De acordo com o estudo inédito antecipado ao G1, o percentual da população brasileira pertencente à chamada classe média tradicional caiu de 51% em 2020 para 47% em 2021 – mesmo 'tamanho' da classe baixa. A maior marca, segundo o Locomotiva, foi registrada em 2011, quando a classe média era 54% da população brasileira.
A pesquisa considera como classe média famílias com renda mensal per capita (por pessoa) entre R$ 667,87 e R$ 3.755,76.
O percentual de 47% foi calculado a partir de projeções e análises estatísticas do Locomotiva com base nos dados da Pesquisa Nacional por Amostra de Domicílios Contínua (Pnad) e da Pesquisa de Orçamentos Familiares (POF), do Instituto Brasileiro de Geografia e Estatística (IBGE).
Em números absolutos, a "classe média tradicional" foi estimada em 100,1 milhões de pessoas em março, contra 105 milhões em 2020. Ou seja, a crise trazida pela pandemia empurrou 4,9 milhões de brasileiros da faixa intermediária de renda para a classe baixa.

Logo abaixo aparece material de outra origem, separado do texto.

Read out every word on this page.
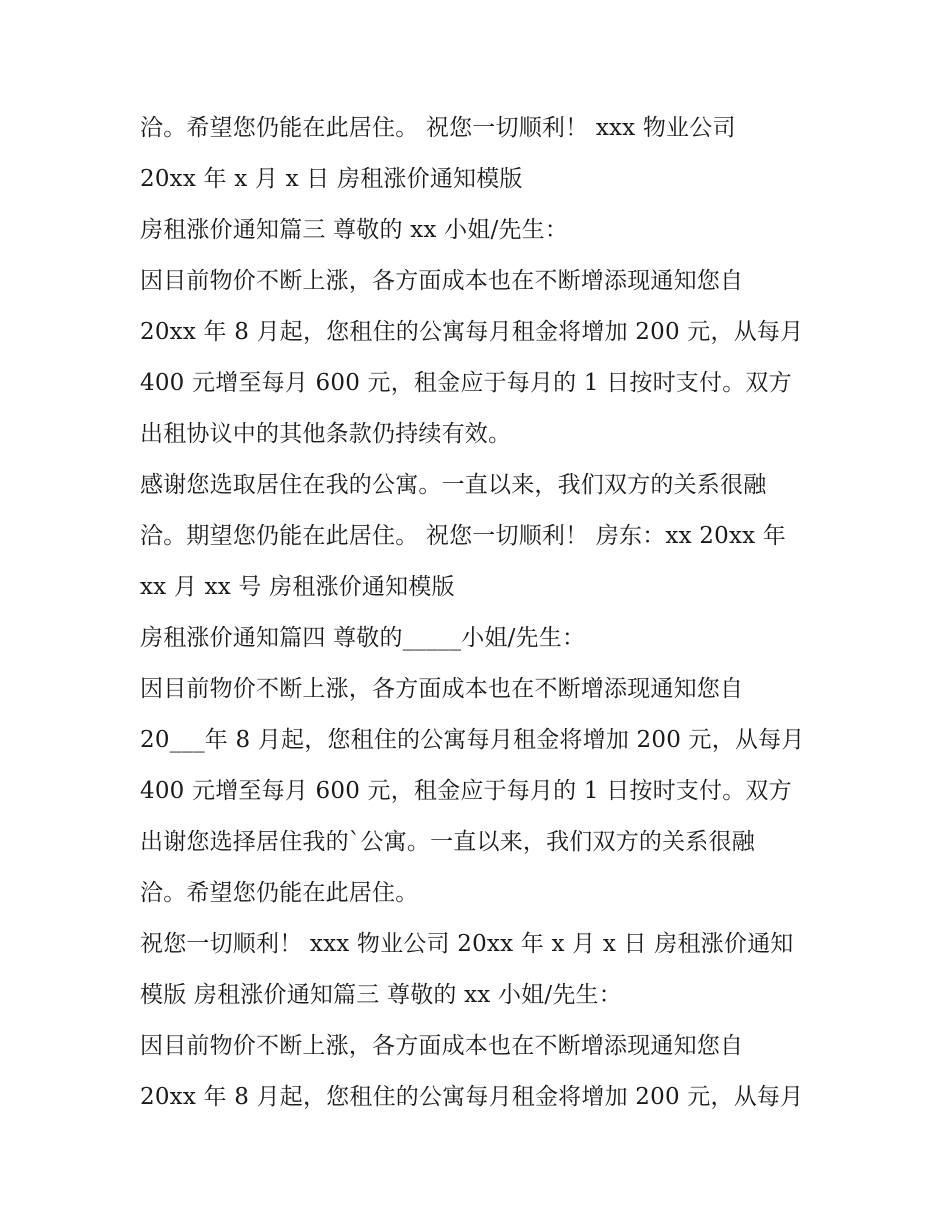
洽。希望您仍能在此居住。 祝您一切顺利！ xxx 物业公司
20xx 年 x 月 x 日 房租涨价通知模版
房租涨价通知篇三 尊敬的 xx 小姐/先生：
因目前物价不断上涨，各方面成本也在不断增添现通知您自
20xx 年 8 月起，您租住的公寓每月租金将增加 200 元，从每月
400 元增至每月 600 元，租金应于每月的 1 日按时支付。双方
出租协议中的其他条款仍持续有效。
感谢您选取居住在我的公寓。一直以来，我们双方的关系很融
洽。期望您仍能在此居住。 祝您一切顺利！ 房东：xx 20xx 年
xx 月 xx 号 房租涨价通知模版
房租涨价通知篇四 尊敬的_____小姐/先生：
因目前物价不断上涨，各方面成本也在不断增添现通知您自
20___年 8 月起，您租住的公寓每月租金将增加 200 元，从每月
400 元增至每月 600 元，租金应于每月的 1 日按时支付。双方
出谢您选择居住我的`公寓。一直以来，我们双方的关系很融
洽。希望您仍能在此居住。
祝您一切顺利！ xxx 物业公司 20xx 年 x 月 x 日 房租涨价通知
模版 房租涨价通知篇三 尊敬的 xx 小姐/先生：
因目前物价不断上涨，各方面成本也在不断增添现通知您自
20xx 年 8 月起，您租住的公寓每月租金将增加 200 元，从每月
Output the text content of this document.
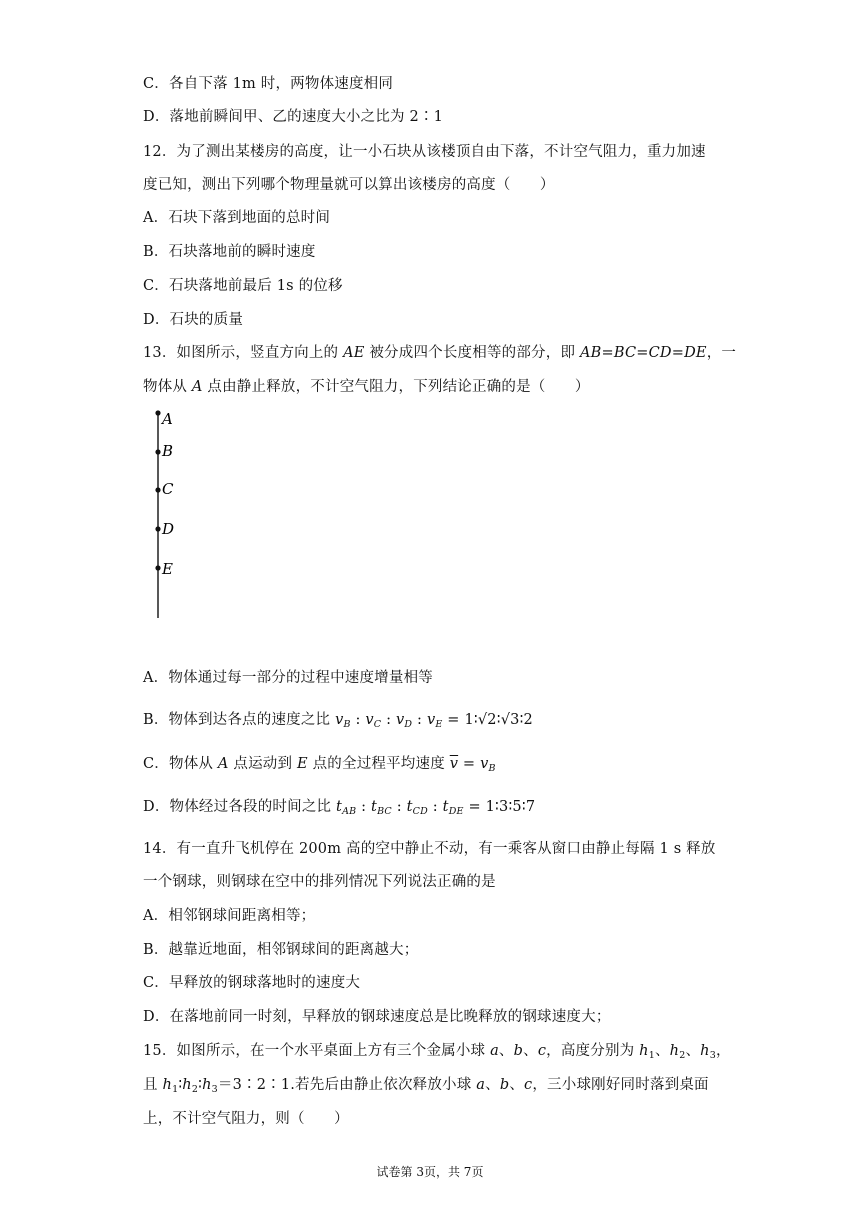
C．各自下落 1m 时，两物体速度相同
D．落地前瞬间甲、乙的速度大小之比为 2∶1
12．为了测出某楼房的高度，让一小石块从该楼顶自由下落，不计空气阻力，重力加速
度已知，测出下列哪个物理量就可以算出该楼房的高度（　　）
A．石块下落到地面的总时间
B．石块落地前的瞬时速度
C．石块落地前最后 1s 的位移
D．石块的质量
13．如图所示，竖直方向上的 AE 被分成四个长度相等的部分，即 AB=BC=CD=DE，一
物体从 A 点由静止释放，不计空气阻力，下列结论正确的是（　　）
A
B
C
D
E
A．物体通过每一部分的过程中速度增量相等
B．物体到达各点的速度之比 $v_B$ : $v_C$ : $v_D$ : $v_E$ = 1∶√2∶√3∶2
C．物体从 A 点运动到 E 点的全过程平均速度 $\overline{v} = v_B$
D．物体经过各段的时间之比 $t_{AB}$ : $t_{BC}$ : $t_{CD}$ : $t_{DE}$ = 1∶3∶5∶7
14．有一直升飞机停在 200m 高的空中静止不动，有一乘客从窗口由静止每隔 1 s 释放
一个钢球，则钢球在空中的排列情况下列说法正确的是
A．相邻钢球间距离相等；
B．越靠近地面，相邻钢球间的距离越大；
C．早释放的钢球落地时的速度大
D．在落地前同一时刻，早释放的钢球速度总是比晚释放的钢球速度大；
15．如图所示，在一个水平桌面上方有三个金属小球 a、b、c，高度分别为 $h_1$、$h_2$、$h_3$，
且 $h_1∶h_2∶h_3=3∶2∶1$.若先后由静止依次释放小球 a、b、c，三小球刚好同时落到桌面
上，不计空气阻力，则（　　）
试卷第 3页，共 7页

"Essa camada da população não tinha poupança, nem os recursos da elite para passar bem por essa pandemia. Também não contaram com auxílios emergenciais ou políticas voltadas para a base da pirâmide, que foi quem mais sofreu durante a crise", afirma o economista Renato Meirelles, presidente do Instituto Locomotiva.
Ele, que pesquisa há 20 anos as mudanças nas classes sociais do país, explica que o processo de expansão da classe média no Brasil foi interrompido desde a crise que se iniciou em 2014. Mas foi a primeira vez em mais de 10 anos que a classe média deixou de representar mais da metade da população.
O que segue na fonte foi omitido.